Friday, September 14, 2012

Inquiring Minds

So a funny thing has been happening in our house lately. Harrison has been walking around singing songs and telling stories that I know absolutely nothing about. Not the words, not their authors...nothing! 

This morning, after breakfast, he started doing a dance in the dining room, while giving out these instructions: "Two steps to the right. Two steps to the left. Clap your knees. Ugh. That's really hard. I can't do that. Now three steps forward." OK, so that's both instruction and commentary (not to mention hilarious, if you ask me), but such is life with a preschooler. 

We've got two weeks of preschool under our belts now and as far as I can tell, it's going great. The honest truth, though? I really don't know much about how it's actually going!

I've dropped Harrison off each morning and picked him up three of the four times. He's always excited to hang up his bag and go into his classroom; I usually have to ask for a hug or kiss goodbye and then I leave without him (or me) having any fuss. When I go back get him three hours later, he's excited to see me and comes running (or walking as fast as his "walking feet" will allow), a big smile on his face and greeting me with a happy, "Mama!"

And while he loves having anything - papers, crafts, book orders, anything! - in his backpack to show me, I might as well already have a fifteen-year-old male living in my house because I canNOT get details out him about what he's doing when he's at school.

If I ask if he sang songs or read books or played a game, he'll tell me, "Yes" but nothing else. He also has yet to tell me any of the other kids' names and if I ask what so-and-so brought for snack (because I can see on our calendar who brought snack that day), Harrison will look at me for a second and say, "I don't know. What was it?" as if I'm playing some guessing game where I'm playing dumb with him. Not the case, Kiddo! Mama really has no idea and would love to know so much more!
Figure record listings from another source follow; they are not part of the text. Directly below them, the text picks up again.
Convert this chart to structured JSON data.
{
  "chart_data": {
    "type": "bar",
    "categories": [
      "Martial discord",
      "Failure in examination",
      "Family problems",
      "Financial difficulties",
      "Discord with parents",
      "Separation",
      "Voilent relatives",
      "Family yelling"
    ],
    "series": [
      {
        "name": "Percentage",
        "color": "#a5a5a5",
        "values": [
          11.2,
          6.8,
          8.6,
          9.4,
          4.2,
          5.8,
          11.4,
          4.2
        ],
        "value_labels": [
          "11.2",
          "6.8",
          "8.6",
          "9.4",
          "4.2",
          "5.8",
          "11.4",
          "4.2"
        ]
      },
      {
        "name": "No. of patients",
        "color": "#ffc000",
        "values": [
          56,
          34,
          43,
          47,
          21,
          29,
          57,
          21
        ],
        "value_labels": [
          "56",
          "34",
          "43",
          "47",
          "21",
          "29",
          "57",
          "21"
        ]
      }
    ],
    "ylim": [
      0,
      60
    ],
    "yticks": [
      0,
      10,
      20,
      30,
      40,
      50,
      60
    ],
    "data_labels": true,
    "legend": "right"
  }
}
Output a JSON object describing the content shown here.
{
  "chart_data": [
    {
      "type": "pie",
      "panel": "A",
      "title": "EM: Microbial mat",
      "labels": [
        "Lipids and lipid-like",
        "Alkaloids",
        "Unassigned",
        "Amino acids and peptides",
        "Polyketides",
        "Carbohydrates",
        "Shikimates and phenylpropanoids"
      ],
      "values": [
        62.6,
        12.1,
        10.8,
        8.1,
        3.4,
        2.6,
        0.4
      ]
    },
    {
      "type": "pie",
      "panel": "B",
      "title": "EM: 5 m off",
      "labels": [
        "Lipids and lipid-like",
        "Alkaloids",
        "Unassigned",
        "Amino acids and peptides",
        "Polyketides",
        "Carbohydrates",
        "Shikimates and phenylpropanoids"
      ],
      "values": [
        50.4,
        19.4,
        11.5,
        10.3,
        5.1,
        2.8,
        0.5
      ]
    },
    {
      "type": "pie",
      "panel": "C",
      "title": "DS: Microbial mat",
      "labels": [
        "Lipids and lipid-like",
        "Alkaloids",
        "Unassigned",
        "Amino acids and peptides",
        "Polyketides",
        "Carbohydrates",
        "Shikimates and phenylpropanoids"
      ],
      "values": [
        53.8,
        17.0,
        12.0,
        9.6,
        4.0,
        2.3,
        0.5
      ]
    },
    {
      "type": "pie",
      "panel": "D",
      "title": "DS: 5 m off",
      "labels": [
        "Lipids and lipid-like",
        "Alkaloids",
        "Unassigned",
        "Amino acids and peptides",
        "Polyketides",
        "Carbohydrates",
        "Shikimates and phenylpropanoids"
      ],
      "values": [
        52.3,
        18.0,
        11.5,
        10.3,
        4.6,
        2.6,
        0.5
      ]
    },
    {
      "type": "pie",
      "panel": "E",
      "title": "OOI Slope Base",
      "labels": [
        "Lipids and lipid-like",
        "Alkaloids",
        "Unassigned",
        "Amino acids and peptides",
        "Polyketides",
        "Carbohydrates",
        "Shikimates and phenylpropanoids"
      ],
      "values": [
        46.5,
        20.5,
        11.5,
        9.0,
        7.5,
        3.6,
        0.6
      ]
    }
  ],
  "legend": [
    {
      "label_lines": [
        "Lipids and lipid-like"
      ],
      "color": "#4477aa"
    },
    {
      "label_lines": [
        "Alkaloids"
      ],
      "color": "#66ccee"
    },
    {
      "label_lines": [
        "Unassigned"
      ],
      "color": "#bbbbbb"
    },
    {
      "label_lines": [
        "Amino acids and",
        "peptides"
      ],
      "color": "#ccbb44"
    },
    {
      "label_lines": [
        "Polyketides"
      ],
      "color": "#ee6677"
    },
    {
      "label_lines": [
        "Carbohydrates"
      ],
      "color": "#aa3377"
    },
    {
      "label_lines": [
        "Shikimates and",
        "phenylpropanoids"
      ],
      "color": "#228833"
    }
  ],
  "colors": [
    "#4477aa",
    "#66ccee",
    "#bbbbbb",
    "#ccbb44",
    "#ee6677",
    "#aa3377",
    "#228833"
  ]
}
Being the helicopter that I am, I have to resist the urge to ask for song and book titles and a list of activities and everything else that would quickly put me on his teachers' radar as a complete nut job and control freak. I can't help it; there is just a part of me that just wants to know and then implement all of it at home, which IS crazy because it's not like I run a real structured house or day-to-day curriculum. I guess I just want to know what he's doing because it seems like such a long time for him to be gone (three whole hours? without me?) and he comes home bigger every time (just like he does when he visits his grandparents for a few days).  

What I'm quickly learning is that his world is quickly becoming less about me. And while it's a little hard to swallow, that's not a snarky comment or even a sad or sappy one. I'm glad he's getting this opportunity to be with and learn from others. I think it's a wonderful thing for him. And really, if he's already absorbing songs and stories (and dance moves!) and processing them, that's great; it shows me how ready he is to learn and grow and do. All good things, my friends!

And since I can't seem to get a whole lot out of him on the day of (my best guess is that those dance instructions are from last week), I am measuring the success of each day by the standard we set on Day One. Did he come home in the same clothes he wore to school? So far, that would be a resounding YES! Potty training and glue and snack and play are all factors in that, yet he's been in the Win category every day. I'll take it!